Pre-Authorisation
What Is a Pre-Authorisation? Definition and How It Works
Definition
A pre-authorisation is a temporary hold placed on a cardholder's available funds that confirms the card is valid and funds exist, without immediately capturing or moving those funds, used in hospitality, travel, and variable-amount payment contexts.
How it works
A pre-authorisation (pre-auth) is a two-step transaction flow where the authorisation and capture are deliberately separated. In step one the merchant submits an authorisation request for an estimated or confirmed amount. The issuer approves the hold and reduces the cardholder's available credit or debit balance by that amount. The funds are reserved at this point but not yet transferred.
Step two (capture) occurs when the actual charge amount is confirmed and the merchant submits a capture instruction. The capture amount may differ from the original pre-auth amount within scheme-permitted tolerances, typically up to 15-20% above the original for certain merchant category codes. The issuer then initiates the transfer of funds through the clearing and settlement process.
Pre-auth is standard in specific merchant categories: hotels hold an estimated stay amount at check-in and capture the actual bill at checkout; car rental companies hold a damage deposit at rental pickup; fuel stations place a nominal hold before dispensing; and high-value retailers hold funds during a fraud review period before releasing goods.
Incremental authorisation is a related mechanism used when the final amount is unknown or grows over time, for example, a hotel adding room service charges to an existing pre-auth. Incremental auth adds to the existing hold rather than requiring a new pre-auth.
Pre-auth holds expire if not captured within the scheme-mandated hold period: typically 7 days for Visa consumer transactions and up to 30 days for some Mastercard categories.
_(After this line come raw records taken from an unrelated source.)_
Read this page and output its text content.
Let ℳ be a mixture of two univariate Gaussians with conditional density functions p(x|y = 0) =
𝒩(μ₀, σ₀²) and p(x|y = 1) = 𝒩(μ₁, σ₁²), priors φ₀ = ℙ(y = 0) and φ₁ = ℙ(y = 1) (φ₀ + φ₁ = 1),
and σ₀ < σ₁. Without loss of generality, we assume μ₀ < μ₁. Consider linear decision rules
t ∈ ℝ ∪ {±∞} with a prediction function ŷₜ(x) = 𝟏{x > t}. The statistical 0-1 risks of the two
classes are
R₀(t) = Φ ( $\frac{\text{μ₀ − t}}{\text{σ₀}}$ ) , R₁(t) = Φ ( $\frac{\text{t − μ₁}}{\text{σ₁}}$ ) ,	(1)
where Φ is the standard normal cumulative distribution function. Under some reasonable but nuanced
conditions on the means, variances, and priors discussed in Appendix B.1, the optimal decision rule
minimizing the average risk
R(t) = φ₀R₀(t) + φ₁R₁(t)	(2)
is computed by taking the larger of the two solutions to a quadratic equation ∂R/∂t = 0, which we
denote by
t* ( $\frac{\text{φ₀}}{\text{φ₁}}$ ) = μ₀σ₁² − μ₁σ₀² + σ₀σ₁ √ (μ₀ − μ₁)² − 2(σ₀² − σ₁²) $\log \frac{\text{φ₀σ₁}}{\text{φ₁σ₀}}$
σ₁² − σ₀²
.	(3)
An expired pre-auth that is later captured may downgrade to a higher interchange category or be declined by the issuer.
Why it matters
Hotels and car rental companies use pre-auth to ensure funds availability before providing the service, reducing the risk of a declined payment at checkout. Pre-auths that expire before capture generate authorisation re-requests, additional fees, and potential interchange downgrades; merchants must monitor active pre-auths and capture within scheme timelines. Incremental authorisation allows hospitality and subscription merchants to add to an existing hold without releasing and re-authorising, reducing friction and re-auth risk. Releasing an unused pre-auth (reversal or void) promptly is important for consumer experience; an unreleased hold reduces the cardholder's available funds even after the transaction is cancelled. Pre-auth followed by capture within scheme timelines qualifies for card-present or in-person interchange rates; delayed capture beyond the hold period may result in a higher CNP interchange rate.
With PXP
PXP supports full pre-authorisation and incremental authorisation flows, enabling merchants in hospitality, travel, and variable-amount retail to place holds, increment charges, and capture final amounts within scheme-compliant timelines. PXP's platform handles hold expiry monitoring and capture timing to prevent interchange downgrade.
Frequently asked questions
What is the difference between a pre-authorisation and a standard authorisation?
A standard authorisation is followed immediately by capture, the merchant authorises and intends to capture the same amount in a single transaction flow. A pre-authorisation explicitly separates the hold from the capture, allowing time between the two steps. The hold amount at pre-auth may differ from the final capture amount. Pre-auth is used when the final transaction amount is unknown at the time of authorisation, as in hotel check-in, car rental pickup, or fuel dispensing.
What happens if a pre-auth hold expires before capture?
If a pre-auth is not captured within the scheme-mandated hold period (typically 7 days for Visa consumer, up to 30 days for some Mastercard categories), the issuer may release the hold automatically. If the merchant subsequently submits a capture against an expired pre-auth, the issuer may decline it or downgrade the transaction to a higher-cost interchange category. Merchants must track hold expiry dates and either capture or explicitly void pre-auths before expiry.
Can the capture amount differ from the pre-auth amount?
Yes, within limits. Card scheme rules allow capture amounts to differ from the pre-auth amount within certain tolerances. For most merchant categories the capture can be up to 15% above the original pre-auth without requiring a new authorisation. Some categories (supermarkets, fuel) have different tolerances. Captures significantly above the pre-auth amount may be declined or flagged by the issuer. Merchants should understand the scheme rules for their MCC before implementing variable-amount capture flows.
How does incremental authorisation work for hotel stays?
At check-in a hotel places an initial pre-auth for the estimated stay cost. As the guest incurs additional charges (room service, minibar, spa), the hotel submits incremental auth requests to add to the existing hold rather than creating new pre-auths. Each incremental auth increases the total reserved amount. At checkout the hotel captures the full final amount against the accumulated hold. Incremental auth requires specific scheme support and the merchant's acquiring agreement must allow incremental authorisation for the relevant MCC.